By Mike Sheldrick, Senior Editor
“You ain’t seen nothin’ yet!”
BuzzFeed recently ran a cute item: “12 Car Advances That Would’ve Freaked Out People in the Eighties.”That might be an exaggeration. But astounded and amazed would not.
I remember showing Dave Cole, head of the Center for Automotive Research at the University of Michigan, an Etak navigation system in late ’80s. It included map data and restaurants for Detroit and Ann Arbor. This was pre-GPS, by the way. “That’s amazing,” he said, as we found a restaurant (by cuisine) and quickly calculated a route. As a hard-nosed engineer and the son of Ed Cole, a former GM president, he was a man not easily impressed. Full disclosure: a Silicon Graphics workstation was in the trunk. It was early days for navigation. So early that the neologism, telematics, had not even been invented.

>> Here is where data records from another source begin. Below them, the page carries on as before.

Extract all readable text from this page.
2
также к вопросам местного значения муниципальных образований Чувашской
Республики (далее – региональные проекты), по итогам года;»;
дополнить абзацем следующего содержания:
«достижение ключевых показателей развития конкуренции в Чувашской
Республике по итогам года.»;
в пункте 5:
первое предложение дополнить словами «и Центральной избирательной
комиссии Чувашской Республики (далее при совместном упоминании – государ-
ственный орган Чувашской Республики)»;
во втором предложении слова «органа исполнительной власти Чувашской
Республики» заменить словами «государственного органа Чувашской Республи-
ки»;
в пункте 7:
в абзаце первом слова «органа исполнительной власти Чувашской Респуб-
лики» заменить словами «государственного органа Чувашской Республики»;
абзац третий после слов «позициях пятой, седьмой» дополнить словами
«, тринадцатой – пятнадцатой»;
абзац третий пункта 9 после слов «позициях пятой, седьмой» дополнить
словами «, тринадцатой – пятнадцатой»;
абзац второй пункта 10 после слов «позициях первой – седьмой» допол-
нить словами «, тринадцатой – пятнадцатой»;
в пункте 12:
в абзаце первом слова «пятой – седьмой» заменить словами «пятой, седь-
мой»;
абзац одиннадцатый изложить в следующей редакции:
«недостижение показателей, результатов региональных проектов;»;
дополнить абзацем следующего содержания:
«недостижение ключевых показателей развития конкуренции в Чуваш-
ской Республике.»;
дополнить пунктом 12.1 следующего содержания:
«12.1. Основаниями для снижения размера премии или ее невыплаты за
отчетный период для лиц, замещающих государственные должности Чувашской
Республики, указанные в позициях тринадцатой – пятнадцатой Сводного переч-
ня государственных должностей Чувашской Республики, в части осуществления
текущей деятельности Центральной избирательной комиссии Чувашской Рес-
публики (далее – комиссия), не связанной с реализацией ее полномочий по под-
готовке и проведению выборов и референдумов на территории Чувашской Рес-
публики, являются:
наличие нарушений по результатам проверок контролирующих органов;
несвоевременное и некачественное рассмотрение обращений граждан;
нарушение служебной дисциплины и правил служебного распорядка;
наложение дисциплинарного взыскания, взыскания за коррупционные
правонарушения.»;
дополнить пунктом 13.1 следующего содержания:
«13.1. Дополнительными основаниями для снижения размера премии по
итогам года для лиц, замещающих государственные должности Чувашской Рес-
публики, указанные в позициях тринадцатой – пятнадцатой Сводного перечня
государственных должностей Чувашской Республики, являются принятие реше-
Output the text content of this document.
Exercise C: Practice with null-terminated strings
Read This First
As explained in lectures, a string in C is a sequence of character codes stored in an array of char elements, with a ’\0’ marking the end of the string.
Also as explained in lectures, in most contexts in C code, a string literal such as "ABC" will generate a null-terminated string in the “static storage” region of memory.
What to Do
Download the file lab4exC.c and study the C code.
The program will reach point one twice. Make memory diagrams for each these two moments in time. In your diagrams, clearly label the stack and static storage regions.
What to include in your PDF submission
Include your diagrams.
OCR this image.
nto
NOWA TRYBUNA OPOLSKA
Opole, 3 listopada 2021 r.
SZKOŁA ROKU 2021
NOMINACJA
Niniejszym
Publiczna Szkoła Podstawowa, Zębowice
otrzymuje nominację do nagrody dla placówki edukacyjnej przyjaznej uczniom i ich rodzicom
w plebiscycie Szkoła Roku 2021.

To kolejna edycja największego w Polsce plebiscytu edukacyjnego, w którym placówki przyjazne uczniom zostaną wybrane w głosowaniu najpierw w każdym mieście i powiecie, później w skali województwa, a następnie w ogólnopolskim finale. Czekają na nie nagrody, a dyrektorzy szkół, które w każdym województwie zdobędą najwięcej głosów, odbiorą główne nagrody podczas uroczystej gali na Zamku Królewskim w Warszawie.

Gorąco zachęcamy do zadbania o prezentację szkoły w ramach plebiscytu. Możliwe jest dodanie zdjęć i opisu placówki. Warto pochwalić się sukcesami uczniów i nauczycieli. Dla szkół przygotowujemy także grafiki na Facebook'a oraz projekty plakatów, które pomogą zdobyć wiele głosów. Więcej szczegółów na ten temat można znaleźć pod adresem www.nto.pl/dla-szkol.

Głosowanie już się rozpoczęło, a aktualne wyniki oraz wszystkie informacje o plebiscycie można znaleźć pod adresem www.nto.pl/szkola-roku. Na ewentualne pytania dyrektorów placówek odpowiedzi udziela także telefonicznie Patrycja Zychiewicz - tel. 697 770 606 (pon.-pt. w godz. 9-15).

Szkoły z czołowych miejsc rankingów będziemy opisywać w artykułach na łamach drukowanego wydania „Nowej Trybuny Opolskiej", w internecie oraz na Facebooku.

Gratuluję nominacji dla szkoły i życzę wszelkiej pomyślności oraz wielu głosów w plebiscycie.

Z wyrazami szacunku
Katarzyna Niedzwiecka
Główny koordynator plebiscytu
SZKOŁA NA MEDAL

Now that telematics has switched into overdrive, it’s not so hard to imagine that many of us will be freaked out in just a few years. In other words, “You ain’t seen nothin’ yet.”
It’s easy to draw that conclusion from a recent Fleet Technology White Paper and Survey published by the British Rental and Vehicle Leasing Association.
Commenting on the survey, BVRLA chief executive Gerry Keaney said, “[It]… shows that the automotive environment is set to be transformed by technology over the next few years. Our findings suggest that some of the things that used to drive vehicle choice – such as driving performance, comfort and design – are rapidly becoming less important as fleets focus on technology and safety.”
Fleets surveyed highlighted that driverless cars and alternatively-powered vehicles are the technologies that have the potential to have the greatest positive impact on the industry. Fatigue warning devices were cited as the most important safety technologies for fleets, while futuristic features such as night-vision cameras were among the least important for fleets.
Keaney added: “Whether it’s safety functions such as autonomous emergency braking, or fleet management features such as telematics, the rental and leasing sector is well aware of the potential of developments in automotive technology. The BVRLA’s role is to ensure that regulation and the government’s motoring agencies keep pace with these developments, so the fleet industry can continue to innovate.”
Manufacturers pay more attention to the interests of fleets in Europe than in the U.S. because considerably more cars are purchased by fleets there. In the UK, fleets account for more than 50% of car sales. Moreover, the British government is behind driverless cars.
BVRLA’s White Paper points out that while “there has been a huge amount of publicity around Google’s driverless cars,” actual activity is underway in the UK.
The Chancellor of Exchequer’s Autumn 2013 statement announced a £10 million prize fund “for a town or city to develop as a test site for consumer testing of driverless cars.” A Low Carbon Urban Transport Zone project in Milton Keynes plans two-seat driverless “pods” to be tested next year, with 100 of them planned for street use by 2017.
The complete Fleet Technology White Paper provides an excellent overview of present and future developments. Contents include:
- Autonomous driving
- Safety
- Big data: Who owns it and its uses by fleets
- Connectivity, including embedded and safely integrated smartphone apps.
- Comprehensive listing of applications — at least those that occur to us now.
- Telematics and fleet management.
- Government policy
This is not the stuff of idle daydreams. The survey found that more than 60% of fleet managers believe that connectivity and smartphone integration will be very important in influencing driver choice within five years — three times the number who believe it is now. All this is of great interest to the White’s Papers co-sponsors: BMW, Drive Software, and rak Global Solutions.